JSON is a really common format and I think it works well 90% of the time. However, it’s not perfect and it lacks some features that would be handy sometimes.

In particular, it doesn’t have a way to specify a reference to a value in the document. A common solution is to store the id of the referenced object, but it’s not always possible (or convenient) to do so.

Anyway, it’s trivial to come up with a custom string format that represents a path to a value. For example, consider the following JSON document

{
  "people": [{ "name": "Dan" }, { "name": "Luke" }, { "name": "Frank" }]
}

A very simple reference format could support the following queries:

  • #/ is the document root;
  • #/people is the path to the “people” array;
  • #/people/0 maps to the first object inside the “people” array;
  • #/people/0/name maps to the “name” of the first object inside the “people” array;

We could then store these paths inside the JSON document to express relationships between values. For example, we could add a “brothers” key to every object in the “people” array.

{
  "people": [
    { "name": "Dan", "brothers": ["#/people/2"] },
    { "name": "Luke" },
    { "name": "Frank", "brothers": ["#/people/0"] }
  ]
}

At work I have to deal with JSON documents like these all the time and I can say they’re particularly annoying to inspect because they require a lot of jumping between values. At the time, I was using jq to query the document but, besides having to convert the above reference format to the one jq likes, there doesn’t seem to exist a sort of “interactive jq” that supports moving inside a JSON document and jumping to the reference under the cursor.

Eventually I was so frustrated that I decided to shave this yak by myself and I started jv: a terminal application to quickly inspect json documents with first class support for jumping to references.

Viewer

To start things off, I started implementing all the basic features like cursor movement, paging, line truncation, JSON syntax highlighting, formatting, etc… and things were going smoothly until one night I realized I was doing it wrong.

All the code I wrote up until that moment was assuming that each character would take up exactly one column when printed to the terminal, but that is not always the case! In fact, a lot of Unicode characters, namely emojis or CJK ideographs, can span multiple columns!

Armed with hope, I tried to understand if there was some sort of table that defines the width of every Unicode symbol when rendered. I went through the Unicode Annex #11 page which describes how to interoperate with Asian character sets and I realized that the thing is tricky to handle to say the least.

Since I don’t have to deal with Unicode documents at work (and I’m lazy) I took the shortest route that is to enforce that the input text contains only ASCII characters.
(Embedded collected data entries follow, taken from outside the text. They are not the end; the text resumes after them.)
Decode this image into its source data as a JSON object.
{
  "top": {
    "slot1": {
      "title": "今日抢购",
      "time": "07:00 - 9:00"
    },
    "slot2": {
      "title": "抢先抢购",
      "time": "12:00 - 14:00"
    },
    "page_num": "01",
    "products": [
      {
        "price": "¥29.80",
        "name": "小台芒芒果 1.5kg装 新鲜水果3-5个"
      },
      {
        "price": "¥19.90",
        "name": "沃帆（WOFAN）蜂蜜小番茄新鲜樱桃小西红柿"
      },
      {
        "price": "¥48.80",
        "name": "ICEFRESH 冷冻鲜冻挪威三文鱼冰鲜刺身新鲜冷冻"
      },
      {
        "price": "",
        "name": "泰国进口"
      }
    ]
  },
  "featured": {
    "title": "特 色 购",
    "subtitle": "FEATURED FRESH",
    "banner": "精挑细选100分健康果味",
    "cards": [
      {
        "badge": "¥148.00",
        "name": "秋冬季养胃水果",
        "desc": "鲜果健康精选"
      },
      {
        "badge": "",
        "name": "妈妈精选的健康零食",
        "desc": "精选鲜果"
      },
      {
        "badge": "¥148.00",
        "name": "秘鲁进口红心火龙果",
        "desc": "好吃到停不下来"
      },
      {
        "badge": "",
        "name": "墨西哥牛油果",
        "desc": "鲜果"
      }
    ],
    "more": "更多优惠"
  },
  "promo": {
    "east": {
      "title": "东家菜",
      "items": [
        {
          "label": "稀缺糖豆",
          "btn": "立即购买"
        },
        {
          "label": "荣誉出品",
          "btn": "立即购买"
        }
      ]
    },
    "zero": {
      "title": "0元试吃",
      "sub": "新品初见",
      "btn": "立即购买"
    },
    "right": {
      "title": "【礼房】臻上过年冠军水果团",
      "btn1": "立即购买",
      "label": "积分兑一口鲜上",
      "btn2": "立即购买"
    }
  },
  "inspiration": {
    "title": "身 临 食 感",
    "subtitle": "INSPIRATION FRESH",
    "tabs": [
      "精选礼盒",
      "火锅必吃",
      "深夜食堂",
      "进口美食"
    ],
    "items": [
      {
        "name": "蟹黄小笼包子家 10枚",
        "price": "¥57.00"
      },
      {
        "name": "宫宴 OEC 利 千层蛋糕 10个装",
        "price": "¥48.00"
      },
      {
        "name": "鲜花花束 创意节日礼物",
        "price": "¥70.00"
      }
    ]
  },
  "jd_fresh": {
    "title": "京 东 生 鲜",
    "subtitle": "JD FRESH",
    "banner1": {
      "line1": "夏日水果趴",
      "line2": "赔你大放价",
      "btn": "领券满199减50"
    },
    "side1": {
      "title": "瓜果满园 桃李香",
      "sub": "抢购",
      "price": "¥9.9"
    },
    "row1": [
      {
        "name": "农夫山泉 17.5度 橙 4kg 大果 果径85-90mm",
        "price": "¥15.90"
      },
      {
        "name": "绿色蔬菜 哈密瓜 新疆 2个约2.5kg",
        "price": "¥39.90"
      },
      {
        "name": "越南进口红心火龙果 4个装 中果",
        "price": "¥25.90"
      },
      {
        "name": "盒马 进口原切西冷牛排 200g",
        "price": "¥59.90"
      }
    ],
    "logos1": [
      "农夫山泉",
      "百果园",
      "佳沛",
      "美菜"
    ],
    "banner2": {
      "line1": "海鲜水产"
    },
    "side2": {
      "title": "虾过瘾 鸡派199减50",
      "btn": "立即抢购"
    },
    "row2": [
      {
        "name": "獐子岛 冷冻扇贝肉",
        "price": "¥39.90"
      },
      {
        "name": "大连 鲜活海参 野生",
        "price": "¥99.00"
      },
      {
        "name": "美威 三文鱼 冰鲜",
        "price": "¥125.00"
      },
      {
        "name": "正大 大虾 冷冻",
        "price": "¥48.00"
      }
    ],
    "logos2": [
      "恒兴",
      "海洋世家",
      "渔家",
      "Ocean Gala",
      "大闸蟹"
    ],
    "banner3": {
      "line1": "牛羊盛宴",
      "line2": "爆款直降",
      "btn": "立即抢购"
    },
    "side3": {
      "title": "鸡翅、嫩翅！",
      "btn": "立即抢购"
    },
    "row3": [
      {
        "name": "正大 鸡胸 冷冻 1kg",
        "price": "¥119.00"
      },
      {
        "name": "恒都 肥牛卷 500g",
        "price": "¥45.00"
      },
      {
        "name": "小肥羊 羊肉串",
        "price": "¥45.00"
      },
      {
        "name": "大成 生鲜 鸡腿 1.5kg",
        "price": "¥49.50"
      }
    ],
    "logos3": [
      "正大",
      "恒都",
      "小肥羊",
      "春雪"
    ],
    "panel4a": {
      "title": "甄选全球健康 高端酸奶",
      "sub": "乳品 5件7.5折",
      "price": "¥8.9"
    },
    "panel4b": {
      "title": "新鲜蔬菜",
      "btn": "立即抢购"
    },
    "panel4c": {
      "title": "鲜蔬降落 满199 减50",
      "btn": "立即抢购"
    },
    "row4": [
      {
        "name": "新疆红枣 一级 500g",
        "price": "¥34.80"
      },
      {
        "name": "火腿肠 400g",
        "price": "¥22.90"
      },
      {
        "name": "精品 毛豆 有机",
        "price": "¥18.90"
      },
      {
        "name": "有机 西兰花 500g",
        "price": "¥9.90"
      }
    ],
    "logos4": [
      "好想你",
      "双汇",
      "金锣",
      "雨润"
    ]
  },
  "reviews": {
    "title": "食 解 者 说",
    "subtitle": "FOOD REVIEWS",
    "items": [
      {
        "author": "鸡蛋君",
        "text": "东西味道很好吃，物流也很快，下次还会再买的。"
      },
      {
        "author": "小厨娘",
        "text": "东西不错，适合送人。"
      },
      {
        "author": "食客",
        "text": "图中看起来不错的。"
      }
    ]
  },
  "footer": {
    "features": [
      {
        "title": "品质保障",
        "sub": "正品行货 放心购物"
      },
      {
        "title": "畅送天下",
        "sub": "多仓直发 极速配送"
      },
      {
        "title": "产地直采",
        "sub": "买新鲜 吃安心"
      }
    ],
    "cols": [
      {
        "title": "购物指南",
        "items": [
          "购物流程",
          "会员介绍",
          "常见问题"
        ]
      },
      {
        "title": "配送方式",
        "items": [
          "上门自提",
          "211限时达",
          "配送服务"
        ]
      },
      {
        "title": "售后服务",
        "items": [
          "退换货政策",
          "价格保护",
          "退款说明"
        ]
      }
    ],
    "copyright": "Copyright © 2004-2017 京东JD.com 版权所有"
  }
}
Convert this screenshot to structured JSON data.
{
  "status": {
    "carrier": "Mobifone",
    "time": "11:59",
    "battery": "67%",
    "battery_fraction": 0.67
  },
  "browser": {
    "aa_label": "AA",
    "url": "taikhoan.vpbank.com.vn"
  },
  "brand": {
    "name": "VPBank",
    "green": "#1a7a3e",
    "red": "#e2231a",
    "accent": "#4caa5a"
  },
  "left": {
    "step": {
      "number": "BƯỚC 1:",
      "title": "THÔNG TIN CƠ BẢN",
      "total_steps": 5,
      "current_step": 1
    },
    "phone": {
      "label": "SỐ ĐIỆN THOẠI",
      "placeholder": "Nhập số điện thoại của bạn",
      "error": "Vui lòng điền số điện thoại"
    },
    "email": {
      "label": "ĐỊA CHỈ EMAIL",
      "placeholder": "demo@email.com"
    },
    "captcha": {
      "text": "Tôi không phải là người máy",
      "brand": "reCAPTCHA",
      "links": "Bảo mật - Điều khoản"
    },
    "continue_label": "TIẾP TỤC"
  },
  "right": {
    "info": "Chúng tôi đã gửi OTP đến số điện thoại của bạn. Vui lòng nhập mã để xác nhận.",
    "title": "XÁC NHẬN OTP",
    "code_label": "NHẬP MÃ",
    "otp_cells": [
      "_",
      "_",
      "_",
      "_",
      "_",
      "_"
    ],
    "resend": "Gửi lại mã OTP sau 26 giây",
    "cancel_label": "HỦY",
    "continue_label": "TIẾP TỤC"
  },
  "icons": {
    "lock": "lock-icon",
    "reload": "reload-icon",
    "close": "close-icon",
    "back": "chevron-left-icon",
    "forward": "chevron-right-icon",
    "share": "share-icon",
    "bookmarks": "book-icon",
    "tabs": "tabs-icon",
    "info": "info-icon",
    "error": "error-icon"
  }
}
Initially I thought this was the easiest part of the project, but I was so wrong. This was the most annoying and energy consuming part of it.

Tabs

If I can live without supporting Unicode characters, I do want to support tabs mostly for a matter of honour. I think tabs should not be used anymore because they’re a thing of the past, but lots of software(e.g. Go, Make, the Linux kernel, etc…) do not agree and instead they make heavy use of tabs.

Initially I thought that I could just simply replace each tab with 8 spaces or whatever the tab width is and be done with it. Poor me.

Tabs are not always of a fixed size because they depend on the position they’re rendered from! In fact, a tab spans all the columns until the next tab stop which is usually at every 8 columns. Hopefully the following examples will make it more clear.

$ printf '########\tciaociao\t########'
# output: ########        ciaociao        ########

$ printf '########\tciao\t########'
# output: ########        ciao    ########

$ printf '#######\tX\t########'
# output: ####### X       ########

This was really annoying to implement because I don’t like that the model has to know how and where it will be rendered in order to change its representation. It doesn’t sound right to me. Anyway, with enough hacks I was able to get it working.

JV

After I managed to implement all of this, adding the real core functionality was pretty much straightforward.

Here’s a small demo that shows some of what jv can do.

asciicast

I plan to add some more features in the near-ish future. For example, it really needs a search mode where you can search for plain strings inside the document.

Conclusions

I’m not proud of the code I’ve written. I think there are a lot of abstractions that I could have come up with to make the code cleaner and my life easier, but I was so frustrated of all the hacks I had to put in the code that I didn’t have enough energy and will for refactoring.

Anyway, jv is already proving useful at my daily job so I’m done with it as of now. It’s not pretty, but it kinda works. After all, an ugly tool is still better than nothing.